While there was a down round in 2017, consumer brand-focused private equity firm L Catterton has recently infused another $200 million in The Honest Company. This funding will be used to help the company move into a more multi-channel distribution method, with certain brick-and-mortar stores now carrying their products. It will also help to support the new in-house R&D and quality assurance teams working on new products.

Bottom line:

  • Make changes when necessary: The Honest Company was not afraid to drop certain products or make changes within the company to realign with their mission.
  • Growth isn’t always linear: Scaling a company will not always happen in a straight line, there will be dips and resurgences along the way.

Key takeaways

The Honest Company was a popular example of what a unicorn company could be in their first few years, but product recalls and a class action suit damaged their reputation. They buckled down on what made their company successful in the first place and are seeing renewed growth in 2018. Here are a few takeaways from their journey.

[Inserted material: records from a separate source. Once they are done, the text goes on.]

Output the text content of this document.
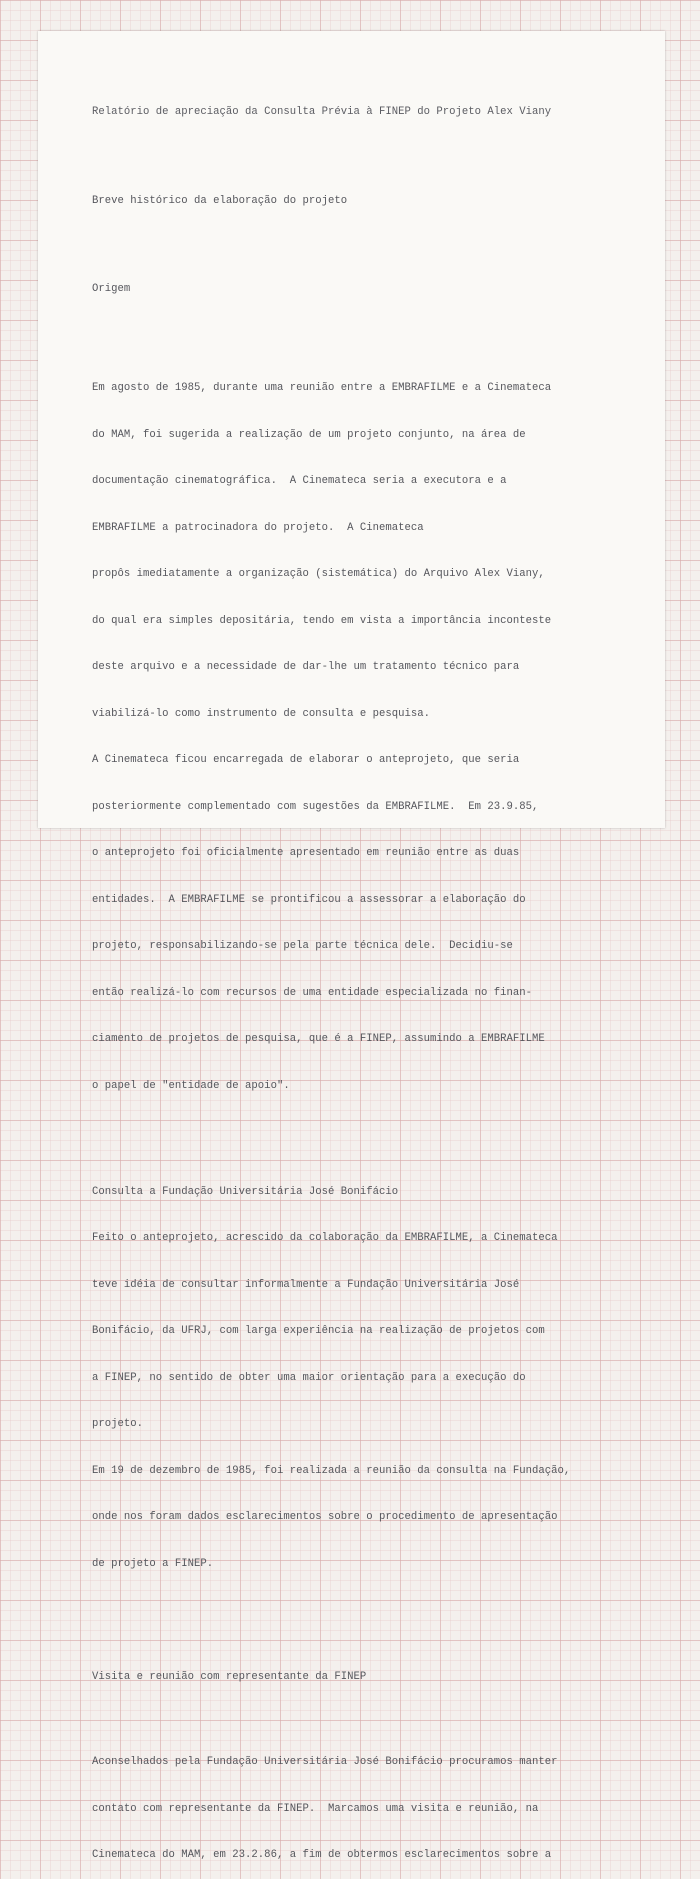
Relatório de apreciação da Consulta Prévia à FINEP do Projeto Alex Viany

Breve histórico da elaboração do projeto

Origem

Em agosto de 1985, durante uma reunião entre a EMBRAFILME e a Cinemateca

do MAM, foi sugerida a realização de um projeto conjunto, na área de

documentação cinematográfica.  A Cinemateca seria a executora e a

EMBRAFILME a patrocinadora do projeto.  A Cinemateca

propôs imediatamente a organização (sistemática) do Arquivo Alex Viany,

do qual era simples depositária, tendo em vista a importância inconteste

deste arquivo e a necessidade de dar-lhe um tratamento técnico para

viabilizá-lo como instrumento de consulta e pesquisa.

A Cinemateca ficou encarregada de elaborar o anteprojeto, que seria

posteriormente complementado com sugestões da EMBRAFILME.  Em 23.9.85,

o anteprojeto foi oficialmente apresentado em reunião entre as duas

entidades.  A EMBRAFILME se prontificou a assessorar a elaboração do

projeto, responsabilizando-se pela parte técnica dele.  Decidiu-se

então realizá-lo com recursos de uma entidade especializada no finan-

ciamento de projetos de pesquisa, que é a FINEP, assumindo a EMBRAFILME

o papel de "entidade de apoio".

Consulta a Fundação Universitária José Bonifácio

Feito o anteprojeto, acrescido da colaboração da EMBRAFILME, a Cinemateca

teve idéia de consultar informalmente a Fundação Universitária José

Bonifácio, da UFRJ, com larga experiência na realização de projetos com

a FINEP, no sentido de obter uma maior orientação para a execução do

projeto.

Em 19 de dezembro de 1985, foi realizada a reunião da consulta na Fundação,

onde nos foram dados esclarecimentos sobre o procedimento de apresentação

de projeto a FINEP.

Visita e reunião com representante da FINEP

Aconselhados pela Fundação Universitária José Bonifácio procuramos manter

contato com representante da FINEP.  Marcamos uma visita e reunião, na

Cinemateca do MAM, em 23.2.86, a fim de obtermos esclarecimentos sobre a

► Unicorns are rare for a reason

Unicorns are mythological beasts, they’re made up of ideals and special circumstances. Having the over $1 billion dollar valuation that makes you a unicorn might not last, it’s important to concentrate on the things that made your company successful in the beginning. Focus on growth and a providing value to customers.

► Have a mission and stick to it

Never forget what your company set out to do. The Honest Company fell short of their customer’s expectations by falling behind their mission, and suffered losses because of it. 

► Quality assurance is paramount

When you offer a mission-based product, any perceived dip in quality could mean disaster. Make sure that every product you offer is always of the highest quality and aligns with your brand mission and ideals.

► Don’t offer more than you can handle

Expanding into new markets, or offering new products, is a great way to grow your business, but it’s more difficult than optimizing your current ones. As your company grows, you need to make sure that every product you offer, new and old, maintains the same quality.

► Course correct when you need to

Don’t be afraid to step back and assess your failures. When a company grows, it will inevitably change, and your team will need to have the right perspective to move in the right direction.